I like the work I do with you and I think my child (friend, partner, sibling, or other close person) would benefit from seeing you too, is that possible?

One of the reasons that therapy works is that you feel very confident and clear that your counselor is “yours” and that the counseling space is very private. This enables you to  say anything without concern about how it would affect others close to you. Knowing that your information is safe and that information about you from other people close to you won’t influence your therapist’s relationship with you, is very freeing.  So often it is best not to share an individual therapist those close to you. But this may not always be the case. If you would like to explore this possibility I can help you to identify potential problems that may arise from sharing your therapist with someone close to you and a decision can be made when all the factors are considered, that prioritizes your counseling work.
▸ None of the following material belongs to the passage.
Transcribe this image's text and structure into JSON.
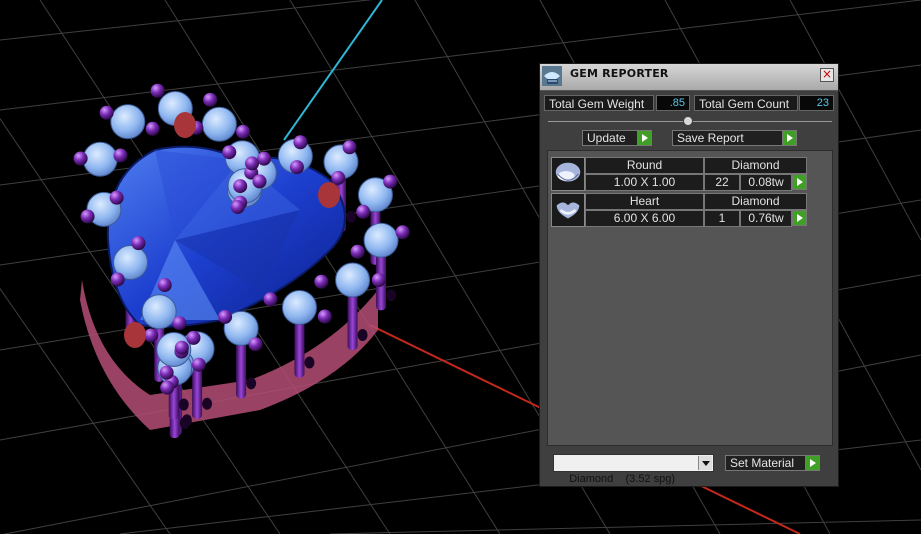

If a decision is made to go ahead with your referral we would also set up a plan for how to handle any unexpected problems that might arise.

If I am seeing you for Individual Counseling, can I also see you for Couples and/or Family Counseling?

Similar to the above question, it is usually advisable to see a separate therapist for couples or family therapy.
When working with couples or families, it’s important for each individual to feel that I am supporting them equally. If a relationship with you is already established, there is already a relationship history between us that can feel exclusive to your partner or the other members coming into family counseling.

I view couples and family counseling in the following way:
I am the therapist primarily for the relationship itself between or among the people present, I am also each of their therapists, in support of their individual work regarding the relationship. For this reason, it may be important for the relationship work, that I do have individual meetings with each member of the couple or family. However, the private work with the individuals focuses on, and is in service to, the relationship work. In that way, it is not “individual therapy” per se. It may also reveal areas of individual work that would be beneficial for that person to do with their own individual therapist.

That being said, there are occasions where it is appropriate to invite others to your session.
When my clients need some support in speaking with someone close to them about an issue we are working on, with preparation, we can set a time to invite others to one or more sessions.  This offers the client, and those close to them, a safe way to talk through an issue or gain understanding about something we are doing in therapy. In these cases, I am always very clear with the invitees about the focus and purpose of the session, that this is not couples or family work and that I am the client’s therapist offering this in service of the client’s growth.